Stillness and motion drive Katz’s color silkscreen ” Purple Wind ” which is the print realization of that eponymous 126 x 96 inch 1996 painting which the artist showed at his former midtown Manhattan gallery Marlborough that year. Its composition/cropping are contained within the frame, its gestures both controlled and free with Katz’s brush sweeping across the surface as the tree, the “shallow” surfaces of the windows suggesting not quite conscious depths. And that’s something you see when you’re walking around NewYork which barely registers because it’s so — quick.

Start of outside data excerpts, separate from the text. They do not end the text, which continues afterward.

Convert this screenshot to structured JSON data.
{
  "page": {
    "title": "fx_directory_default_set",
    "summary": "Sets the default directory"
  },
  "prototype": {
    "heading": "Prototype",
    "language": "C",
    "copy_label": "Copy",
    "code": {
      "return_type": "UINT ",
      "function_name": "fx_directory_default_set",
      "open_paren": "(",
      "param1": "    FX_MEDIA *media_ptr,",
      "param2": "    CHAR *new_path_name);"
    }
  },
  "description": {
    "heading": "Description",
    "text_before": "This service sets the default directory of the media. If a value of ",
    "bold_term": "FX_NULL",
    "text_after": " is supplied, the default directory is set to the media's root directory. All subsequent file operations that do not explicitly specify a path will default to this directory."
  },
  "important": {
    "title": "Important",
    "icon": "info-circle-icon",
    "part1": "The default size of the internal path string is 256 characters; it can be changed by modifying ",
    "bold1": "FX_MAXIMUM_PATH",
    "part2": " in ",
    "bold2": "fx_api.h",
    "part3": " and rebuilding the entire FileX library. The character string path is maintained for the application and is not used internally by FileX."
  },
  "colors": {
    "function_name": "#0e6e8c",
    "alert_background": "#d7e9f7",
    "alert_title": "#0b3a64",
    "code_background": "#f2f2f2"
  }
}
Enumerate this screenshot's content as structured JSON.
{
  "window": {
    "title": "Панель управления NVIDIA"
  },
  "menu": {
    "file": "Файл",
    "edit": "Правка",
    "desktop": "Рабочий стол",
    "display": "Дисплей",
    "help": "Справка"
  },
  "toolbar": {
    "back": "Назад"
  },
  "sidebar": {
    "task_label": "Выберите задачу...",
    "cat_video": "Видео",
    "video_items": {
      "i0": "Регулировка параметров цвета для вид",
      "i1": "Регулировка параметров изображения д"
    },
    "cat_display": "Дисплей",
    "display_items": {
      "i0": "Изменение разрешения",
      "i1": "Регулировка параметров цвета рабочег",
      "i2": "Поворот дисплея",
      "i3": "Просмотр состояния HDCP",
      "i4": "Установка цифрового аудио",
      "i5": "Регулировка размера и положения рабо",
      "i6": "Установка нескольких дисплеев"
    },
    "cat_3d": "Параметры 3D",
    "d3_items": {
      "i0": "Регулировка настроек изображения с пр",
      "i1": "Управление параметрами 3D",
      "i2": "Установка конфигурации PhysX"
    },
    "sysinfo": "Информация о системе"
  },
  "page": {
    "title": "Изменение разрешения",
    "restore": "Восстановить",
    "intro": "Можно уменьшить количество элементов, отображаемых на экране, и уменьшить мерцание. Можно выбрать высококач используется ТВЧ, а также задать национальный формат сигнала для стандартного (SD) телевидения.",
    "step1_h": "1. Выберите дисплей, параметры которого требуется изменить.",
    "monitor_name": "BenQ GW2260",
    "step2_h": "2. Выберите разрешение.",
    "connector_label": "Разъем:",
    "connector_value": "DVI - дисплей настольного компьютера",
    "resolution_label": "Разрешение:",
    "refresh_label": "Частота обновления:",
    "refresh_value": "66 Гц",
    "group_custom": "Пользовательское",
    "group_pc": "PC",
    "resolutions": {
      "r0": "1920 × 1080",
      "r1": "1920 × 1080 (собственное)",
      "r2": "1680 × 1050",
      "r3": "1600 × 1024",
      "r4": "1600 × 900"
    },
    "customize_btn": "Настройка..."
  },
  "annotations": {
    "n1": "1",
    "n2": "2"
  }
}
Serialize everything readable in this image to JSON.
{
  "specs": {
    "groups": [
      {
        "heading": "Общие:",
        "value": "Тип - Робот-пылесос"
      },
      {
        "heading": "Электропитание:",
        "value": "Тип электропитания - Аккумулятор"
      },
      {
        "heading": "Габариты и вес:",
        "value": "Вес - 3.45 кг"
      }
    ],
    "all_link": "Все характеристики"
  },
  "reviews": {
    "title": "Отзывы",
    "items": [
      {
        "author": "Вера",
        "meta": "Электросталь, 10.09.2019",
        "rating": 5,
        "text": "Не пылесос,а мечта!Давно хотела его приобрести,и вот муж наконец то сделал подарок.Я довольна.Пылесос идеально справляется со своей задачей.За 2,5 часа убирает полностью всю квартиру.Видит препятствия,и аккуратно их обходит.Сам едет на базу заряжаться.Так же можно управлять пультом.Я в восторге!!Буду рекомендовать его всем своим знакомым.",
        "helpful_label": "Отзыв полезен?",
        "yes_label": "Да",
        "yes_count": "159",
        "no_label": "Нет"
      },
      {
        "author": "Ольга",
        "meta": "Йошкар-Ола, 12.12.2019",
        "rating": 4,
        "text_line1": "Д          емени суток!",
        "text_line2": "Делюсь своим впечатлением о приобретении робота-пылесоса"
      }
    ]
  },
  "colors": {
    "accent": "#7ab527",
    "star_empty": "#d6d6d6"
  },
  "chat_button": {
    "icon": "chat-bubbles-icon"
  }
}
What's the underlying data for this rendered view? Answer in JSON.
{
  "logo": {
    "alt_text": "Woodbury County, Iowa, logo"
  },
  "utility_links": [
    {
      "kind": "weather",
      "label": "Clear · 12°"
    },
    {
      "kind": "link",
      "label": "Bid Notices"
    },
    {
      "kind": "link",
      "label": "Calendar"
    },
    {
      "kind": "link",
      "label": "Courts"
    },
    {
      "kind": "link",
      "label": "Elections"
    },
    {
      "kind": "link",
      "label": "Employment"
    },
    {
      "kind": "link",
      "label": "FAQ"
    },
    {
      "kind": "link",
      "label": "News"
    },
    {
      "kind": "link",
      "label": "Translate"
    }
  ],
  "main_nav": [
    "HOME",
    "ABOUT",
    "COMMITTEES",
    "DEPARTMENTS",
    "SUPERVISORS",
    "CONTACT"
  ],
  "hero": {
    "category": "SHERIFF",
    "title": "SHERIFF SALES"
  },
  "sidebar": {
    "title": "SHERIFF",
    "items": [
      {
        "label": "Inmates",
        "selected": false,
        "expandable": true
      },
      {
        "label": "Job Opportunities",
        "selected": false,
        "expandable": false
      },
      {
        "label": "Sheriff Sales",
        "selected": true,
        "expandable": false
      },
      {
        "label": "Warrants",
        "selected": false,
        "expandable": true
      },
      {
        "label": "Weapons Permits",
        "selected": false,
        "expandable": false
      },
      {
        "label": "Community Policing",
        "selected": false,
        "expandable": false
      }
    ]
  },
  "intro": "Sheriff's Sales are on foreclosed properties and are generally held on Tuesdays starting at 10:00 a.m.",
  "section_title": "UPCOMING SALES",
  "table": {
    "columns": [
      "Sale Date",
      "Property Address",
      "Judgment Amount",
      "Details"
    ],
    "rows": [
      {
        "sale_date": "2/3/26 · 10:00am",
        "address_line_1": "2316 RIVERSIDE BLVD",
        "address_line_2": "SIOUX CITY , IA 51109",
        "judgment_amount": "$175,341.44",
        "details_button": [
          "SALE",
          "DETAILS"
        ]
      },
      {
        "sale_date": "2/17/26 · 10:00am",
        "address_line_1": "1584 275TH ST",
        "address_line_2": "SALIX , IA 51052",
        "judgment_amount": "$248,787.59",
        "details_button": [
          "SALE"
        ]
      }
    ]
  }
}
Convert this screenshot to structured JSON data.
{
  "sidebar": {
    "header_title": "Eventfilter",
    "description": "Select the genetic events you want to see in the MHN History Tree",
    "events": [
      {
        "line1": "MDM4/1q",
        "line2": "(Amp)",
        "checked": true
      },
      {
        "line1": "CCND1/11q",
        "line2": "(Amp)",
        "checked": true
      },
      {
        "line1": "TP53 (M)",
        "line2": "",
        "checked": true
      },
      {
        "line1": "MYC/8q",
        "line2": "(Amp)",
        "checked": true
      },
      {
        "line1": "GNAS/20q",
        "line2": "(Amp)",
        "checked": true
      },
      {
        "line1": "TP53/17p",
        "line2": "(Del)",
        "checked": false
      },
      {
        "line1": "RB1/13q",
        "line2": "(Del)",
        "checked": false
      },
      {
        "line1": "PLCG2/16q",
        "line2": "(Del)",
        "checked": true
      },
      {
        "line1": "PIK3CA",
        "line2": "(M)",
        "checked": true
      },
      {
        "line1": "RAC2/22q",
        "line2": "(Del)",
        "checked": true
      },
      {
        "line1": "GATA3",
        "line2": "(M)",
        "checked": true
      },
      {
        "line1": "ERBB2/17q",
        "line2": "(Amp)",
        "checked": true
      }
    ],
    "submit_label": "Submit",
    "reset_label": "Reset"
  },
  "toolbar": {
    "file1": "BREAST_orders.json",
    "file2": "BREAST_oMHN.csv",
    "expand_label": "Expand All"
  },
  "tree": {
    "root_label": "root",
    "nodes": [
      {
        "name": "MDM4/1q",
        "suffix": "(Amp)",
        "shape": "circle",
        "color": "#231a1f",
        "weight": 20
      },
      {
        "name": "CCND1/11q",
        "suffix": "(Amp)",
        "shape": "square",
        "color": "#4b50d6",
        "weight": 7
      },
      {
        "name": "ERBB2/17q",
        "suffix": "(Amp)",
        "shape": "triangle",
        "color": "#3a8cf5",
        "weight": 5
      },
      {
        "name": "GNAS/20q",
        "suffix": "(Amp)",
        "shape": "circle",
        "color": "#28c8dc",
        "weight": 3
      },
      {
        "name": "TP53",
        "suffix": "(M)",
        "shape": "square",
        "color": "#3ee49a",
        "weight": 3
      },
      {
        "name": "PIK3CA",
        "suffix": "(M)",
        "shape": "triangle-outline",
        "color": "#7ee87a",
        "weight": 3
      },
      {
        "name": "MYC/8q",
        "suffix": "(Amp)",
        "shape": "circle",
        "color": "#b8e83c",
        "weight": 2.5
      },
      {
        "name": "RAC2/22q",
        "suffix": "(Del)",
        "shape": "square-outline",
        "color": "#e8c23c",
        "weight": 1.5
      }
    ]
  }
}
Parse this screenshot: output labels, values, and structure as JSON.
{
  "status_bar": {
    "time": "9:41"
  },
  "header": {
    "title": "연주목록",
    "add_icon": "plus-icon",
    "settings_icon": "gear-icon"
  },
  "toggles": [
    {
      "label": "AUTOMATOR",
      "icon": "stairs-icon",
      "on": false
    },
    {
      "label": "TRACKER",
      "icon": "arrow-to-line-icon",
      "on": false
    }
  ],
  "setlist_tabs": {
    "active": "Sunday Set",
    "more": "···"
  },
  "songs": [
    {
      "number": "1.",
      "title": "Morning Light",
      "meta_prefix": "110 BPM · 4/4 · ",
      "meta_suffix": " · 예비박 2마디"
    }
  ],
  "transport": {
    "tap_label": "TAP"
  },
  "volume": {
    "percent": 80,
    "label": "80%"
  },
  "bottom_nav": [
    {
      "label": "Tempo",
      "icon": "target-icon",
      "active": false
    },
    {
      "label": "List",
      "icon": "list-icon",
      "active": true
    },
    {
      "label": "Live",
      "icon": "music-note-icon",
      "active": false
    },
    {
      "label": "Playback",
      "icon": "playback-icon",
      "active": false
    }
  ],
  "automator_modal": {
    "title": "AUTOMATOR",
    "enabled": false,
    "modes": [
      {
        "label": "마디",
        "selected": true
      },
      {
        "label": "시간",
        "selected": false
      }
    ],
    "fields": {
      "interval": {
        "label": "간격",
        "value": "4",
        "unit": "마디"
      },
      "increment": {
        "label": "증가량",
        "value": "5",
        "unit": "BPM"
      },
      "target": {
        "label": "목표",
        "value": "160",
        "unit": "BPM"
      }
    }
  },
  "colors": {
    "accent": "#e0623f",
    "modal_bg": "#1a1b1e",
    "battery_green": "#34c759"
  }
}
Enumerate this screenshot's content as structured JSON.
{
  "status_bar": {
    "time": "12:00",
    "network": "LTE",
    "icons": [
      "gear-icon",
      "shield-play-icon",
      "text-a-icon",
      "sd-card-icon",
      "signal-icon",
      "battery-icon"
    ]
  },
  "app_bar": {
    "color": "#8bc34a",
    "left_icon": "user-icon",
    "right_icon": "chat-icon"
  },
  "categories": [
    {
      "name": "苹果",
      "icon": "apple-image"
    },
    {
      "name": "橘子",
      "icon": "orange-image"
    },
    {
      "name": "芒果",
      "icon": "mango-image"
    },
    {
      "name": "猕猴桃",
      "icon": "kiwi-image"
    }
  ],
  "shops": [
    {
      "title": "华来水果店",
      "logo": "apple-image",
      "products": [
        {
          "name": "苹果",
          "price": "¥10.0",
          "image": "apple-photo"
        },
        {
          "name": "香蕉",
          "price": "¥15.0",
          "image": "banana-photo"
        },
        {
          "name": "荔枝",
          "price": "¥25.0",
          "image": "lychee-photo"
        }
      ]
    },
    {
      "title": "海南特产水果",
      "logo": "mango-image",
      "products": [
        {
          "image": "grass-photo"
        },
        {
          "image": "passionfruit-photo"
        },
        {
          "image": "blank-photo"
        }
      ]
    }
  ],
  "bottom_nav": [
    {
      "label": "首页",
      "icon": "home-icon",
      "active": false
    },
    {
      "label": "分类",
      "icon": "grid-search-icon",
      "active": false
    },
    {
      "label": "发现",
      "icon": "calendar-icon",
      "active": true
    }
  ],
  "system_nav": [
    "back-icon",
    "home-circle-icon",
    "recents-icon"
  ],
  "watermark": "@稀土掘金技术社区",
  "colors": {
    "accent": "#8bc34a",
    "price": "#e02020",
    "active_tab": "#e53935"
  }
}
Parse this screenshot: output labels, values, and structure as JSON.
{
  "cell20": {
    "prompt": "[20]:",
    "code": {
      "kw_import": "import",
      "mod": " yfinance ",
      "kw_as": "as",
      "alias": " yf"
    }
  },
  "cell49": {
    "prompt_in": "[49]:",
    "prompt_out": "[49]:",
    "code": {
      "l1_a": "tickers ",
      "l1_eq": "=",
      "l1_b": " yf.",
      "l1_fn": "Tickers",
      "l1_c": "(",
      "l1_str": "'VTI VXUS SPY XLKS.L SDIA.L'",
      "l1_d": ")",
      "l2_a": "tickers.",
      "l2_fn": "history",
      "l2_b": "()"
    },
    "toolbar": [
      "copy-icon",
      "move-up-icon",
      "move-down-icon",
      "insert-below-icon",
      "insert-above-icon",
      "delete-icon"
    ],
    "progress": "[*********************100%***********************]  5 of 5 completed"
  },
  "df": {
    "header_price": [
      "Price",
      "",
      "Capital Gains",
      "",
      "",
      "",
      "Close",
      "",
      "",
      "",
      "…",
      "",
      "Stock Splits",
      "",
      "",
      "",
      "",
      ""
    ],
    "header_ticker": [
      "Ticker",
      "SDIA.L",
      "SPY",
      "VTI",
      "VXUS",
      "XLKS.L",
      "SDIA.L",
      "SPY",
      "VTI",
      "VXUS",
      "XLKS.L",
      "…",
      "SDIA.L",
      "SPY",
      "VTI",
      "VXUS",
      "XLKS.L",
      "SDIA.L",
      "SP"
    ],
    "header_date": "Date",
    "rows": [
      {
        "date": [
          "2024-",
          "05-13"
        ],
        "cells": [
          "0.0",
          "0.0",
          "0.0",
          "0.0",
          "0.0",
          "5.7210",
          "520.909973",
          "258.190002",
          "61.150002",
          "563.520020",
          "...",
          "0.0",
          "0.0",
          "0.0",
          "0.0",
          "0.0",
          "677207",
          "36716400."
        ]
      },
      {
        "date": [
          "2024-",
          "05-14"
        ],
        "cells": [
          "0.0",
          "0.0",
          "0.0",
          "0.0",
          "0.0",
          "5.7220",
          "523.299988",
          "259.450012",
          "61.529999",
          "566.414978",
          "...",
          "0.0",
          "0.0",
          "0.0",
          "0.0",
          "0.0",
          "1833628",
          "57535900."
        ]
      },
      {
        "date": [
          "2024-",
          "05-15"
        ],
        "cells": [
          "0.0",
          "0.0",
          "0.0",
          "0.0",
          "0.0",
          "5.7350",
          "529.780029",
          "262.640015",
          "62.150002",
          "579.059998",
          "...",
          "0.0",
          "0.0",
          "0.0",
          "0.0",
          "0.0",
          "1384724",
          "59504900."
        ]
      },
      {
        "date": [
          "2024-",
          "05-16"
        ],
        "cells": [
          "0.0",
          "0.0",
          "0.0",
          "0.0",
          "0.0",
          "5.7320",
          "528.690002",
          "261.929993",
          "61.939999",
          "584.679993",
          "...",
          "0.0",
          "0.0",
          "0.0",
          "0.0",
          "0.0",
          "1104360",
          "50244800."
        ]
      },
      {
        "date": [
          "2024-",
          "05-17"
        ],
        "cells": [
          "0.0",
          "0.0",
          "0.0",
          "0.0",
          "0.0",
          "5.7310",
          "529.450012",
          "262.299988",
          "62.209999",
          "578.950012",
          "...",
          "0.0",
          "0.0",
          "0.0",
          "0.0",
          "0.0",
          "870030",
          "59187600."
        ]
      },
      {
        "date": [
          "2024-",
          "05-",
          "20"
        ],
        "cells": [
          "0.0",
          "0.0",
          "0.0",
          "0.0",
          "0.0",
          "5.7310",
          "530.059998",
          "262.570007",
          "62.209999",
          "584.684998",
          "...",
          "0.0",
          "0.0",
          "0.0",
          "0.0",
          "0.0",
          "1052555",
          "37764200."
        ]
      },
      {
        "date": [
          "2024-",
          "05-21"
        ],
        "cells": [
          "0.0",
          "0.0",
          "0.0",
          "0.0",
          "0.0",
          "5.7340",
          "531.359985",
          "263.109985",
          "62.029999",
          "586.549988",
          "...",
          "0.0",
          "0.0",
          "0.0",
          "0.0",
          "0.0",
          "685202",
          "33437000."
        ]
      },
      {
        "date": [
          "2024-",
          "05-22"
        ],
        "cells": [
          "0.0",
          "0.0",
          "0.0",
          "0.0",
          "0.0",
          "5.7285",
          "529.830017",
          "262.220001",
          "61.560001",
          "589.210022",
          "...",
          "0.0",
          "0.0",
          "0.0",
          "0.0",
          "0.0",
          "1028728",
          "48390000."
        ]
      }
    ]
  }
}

Katz’s 22-color silkscreen “Departure” (2017) is just as quick but feels I hate to say it ” meditatively ” — slow– though it’s just as caught on the run as any of the other images in this quietly spectacular show at Meyerovich Gallery in San Francisco. Ada, tilted, seen from the back, “contained ” in an “off green” ground — caught nearly dead center, but eluding our grasp. Is it she or is it us in the middle of something we can’t quite say, name? Ada extracted as the central image of a say 12 or 14 foot by 4 or 4 and a half foot — painting of her in forest grass, trees there but not “there” save as vertical shafts — which I saw at Ada and Alex’s SoHo studio when I came to see and visit them November 2016. The 24-color silkscreen ” Spring Flowers ” (2017), exists but doesn’t quite “exist ” on a white ground. Quick incisive gestures indicate but don’t define, which may or may not be what everything’s about.